Bununla birlikte: "Yattığımız yerden bu" üzerinde vakıf yaparak
"bu" anlamındaki işaret zamirini "yattığımız yer"
anlamındaki kelimeye tabi olarak mecrur kabul edip daha sonra da;
"Rahman'ın vaadettiğidir" diye başlamak da mümkündür. Bu da:
"Sizin diriltilmeniz, Rahman'ın vaadettiğidir" anlamındadır. Sizin
diriltilişiniz Rahman'ın vaadidir, demek olur.
en-Nehhas der ki: İfade:
"Yattığımız yerden" lafzında tamam olmaktadır. "Bu" lafzı
ise mübteda olarak ref' mahallindedir. "Rahman'ın vaadettiğidir"

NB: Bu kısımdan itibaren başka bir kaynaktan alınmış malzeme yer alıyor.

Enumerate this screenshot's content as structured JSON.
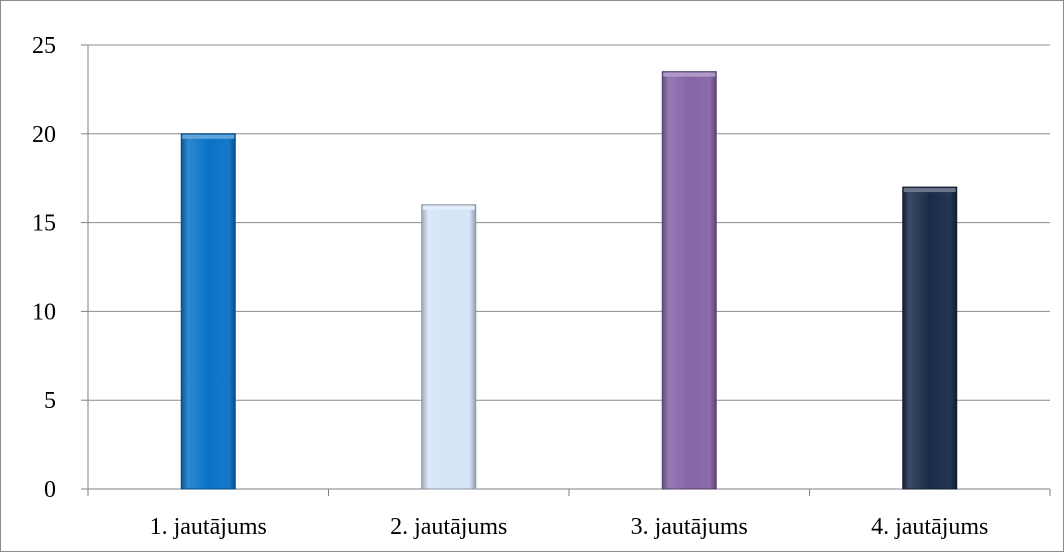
{
  "chart_data": {
    "type": "bar",
    "categories": [
      "1. jautājums",
      "2. jautājums",
      "3. jautājums",
      "4. jautājums"
    ],
    "values": [
      20,
      16,
      23.5,
      17
    ],
    "ylim": [
      0,
      25
    ],
    "yticks": [
      0,
      5,
      10,
      15,
      20,
      25
    ],
    "grid": true,
    "legend": "none",
    "bar_colors": [
      "#0a73c8",
      "#d4e4f7",
      "#8564a8",
      "#1a2b48"
    ],
    "gridline_color": "#8c8c8c",
    "axis_color": "#7f7f7f"
  }
}
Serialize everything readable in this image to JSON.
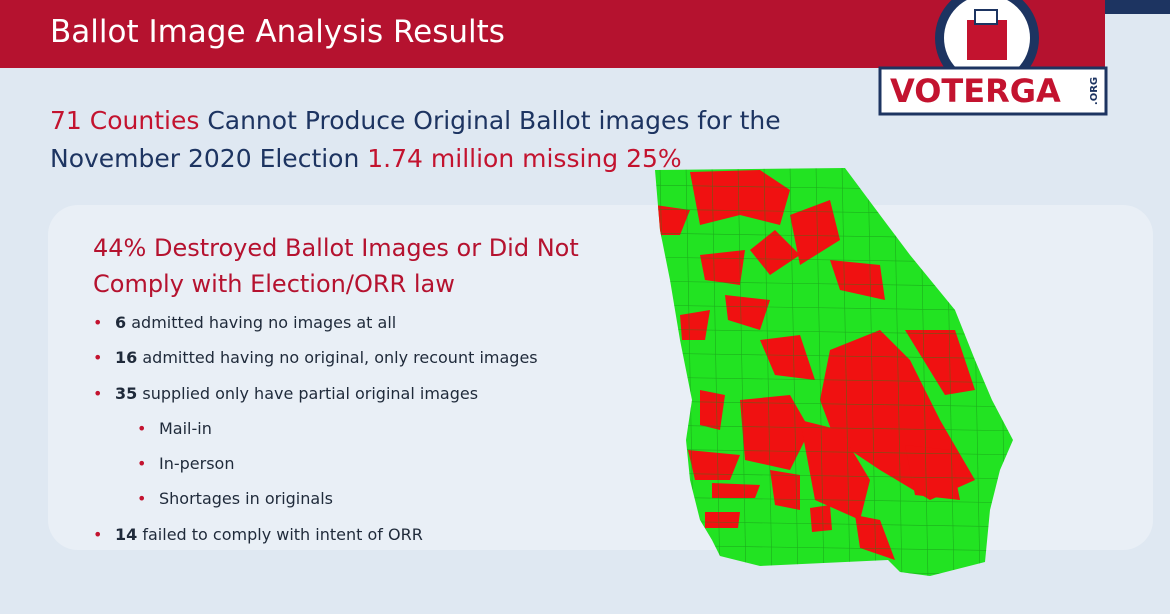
{
  "header": {
    "title": "Ballot Image Analysis Results"
  },
  "logo": {
    "name": "VOTERGA",
    "suffix": ".ORG"
  },
  "headline": {
    "red_lead": "71 Counties",
    "line1_rest": "Cannot Produce Original Ballot images for the",
    "line2_start": "November 2020 Election",
    "red_tail": "1.74 million missing 25%"
  },
  "subheading": "44% Destroyed Ballot Images or Did Not Comply with Election/ORR law",
  "bullets": [
    {
      "number": 6,
      "text": "admitted having no images at all"
    },
    {
      "number": 16,
      "text": "admitted having no original, only recount images"
    },
    {
      "number": 35,
      "text": "supplied only have partial original images",
      "sub_items": [
        "Mail-in",
        "In-person",
        "Shortages in originals"
      ]
    },
    {
      "number": 14,
      "text": "failed to comply with intent of ORR"
    }
  ]
}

buyruğu da onun haberidir. Bununla birlikte ("bu" işaret zamirinin)
"yattığımız yer" lafzının sıfatı olarak cer mahallinde olması da
mümkündür. O takdirde ifade; "Yattığımız bu yerden ... " lafzında
tamam olur. Buna karşılık: "Rahman'ın vaadettiği" buyruğu da üç
bakımdan ref' mahallinde olur. Ebu İshak bunlardan ikisini sözkonusu ederek
şöyle demektedir: Evvela: "Bu" zamiri takdiri ile olur. İkinci şekil
bu buyruk; "Rahman'ın sizin diriltilmenize dair vaadi bir haktır"
anlamında olmasıdır. üçüncü şekil ise: "Sizin diriltilmeniz Rahman'ın
vaadettiğidir" anlamında olmasıdır.
"O tek bir
çığlıktan ibarettir." Onların kabirlerinden kaldırılıp diriltilmeleri tek
bir çığlık ile olacaktır. Bu da İsrafil'in: Ey çürümüş kemikler, ey parçalanmış
sinirler ve ey darmadağın olmuş saçlar! Allah sizlere ayırdedici hükmünü vermek
için bir araya gelmenizi emretmektedir, diyeceğine işarettir.
İşte Yüce Allah'ın:
"Hak olan çığlığı işiteceklerigün, işte o çıkışgünüdür." (Kaf, 42);
"Davetçiye hızlıca koşarak..." (el-Kamer, 8) Hak buyruklarının anlamı
-ilerde geleceği üzere- budur.
Eğer kendisinden gelen
rivayet sahih ise İbn Mes'ud'un kıraati: "O tek bir çığlıktan
ibarettir." şeklindedir. Görüldüğü gibi buradaki: (...) da "çığlık
(sayha)" demektir. Daha önce bu husus geçmiş bulunmaktadır.
"Hepsi artık huzurumuza
getiriliverirler" buyruğu "İşte onlar" mübtedadır. Onun haberi
olan "Hepsi" nekredir. "Huzurumuza getiriliverirler" de
onun sıfatı kapsamına girer.
"Huzurumuza
getiriliverirler" buyruğu ise, hep birlikte hesab için durulacak yerde
(Mevkıfte) topluca hazır edileceklerdir, demektir. Bu da Yüce Allah'ın:
"Kıyamet hadisesi ise ancak bir göz kırpma gibidir. " (Nahl, 7)
buyruğunu andırmaktadır.
"O günde hiçbir
kimseye en ufak bir zulüm yapılmaz." Yani yapılmış amellerin sevabı
eksiltilmez.
"Siz işlediğinizin
ancak karşılığını görürsünüz." Bu buyrukta yer alan: "Şey" iki
bakımdan nasb konumundadır: Birincisi bu meçhul fiilin ikinci mefulüdür.
İkincisi harf-i cerrin hazfedilmesi dolayısı ile nasb mahallindedir. Bu da:
"İşlediğinizin ancak karşılığı ... " takdirindedir. Bu da: "Onu
işlediğinizin" takdirinde olup sonundaki zamir hazfedilmiştir.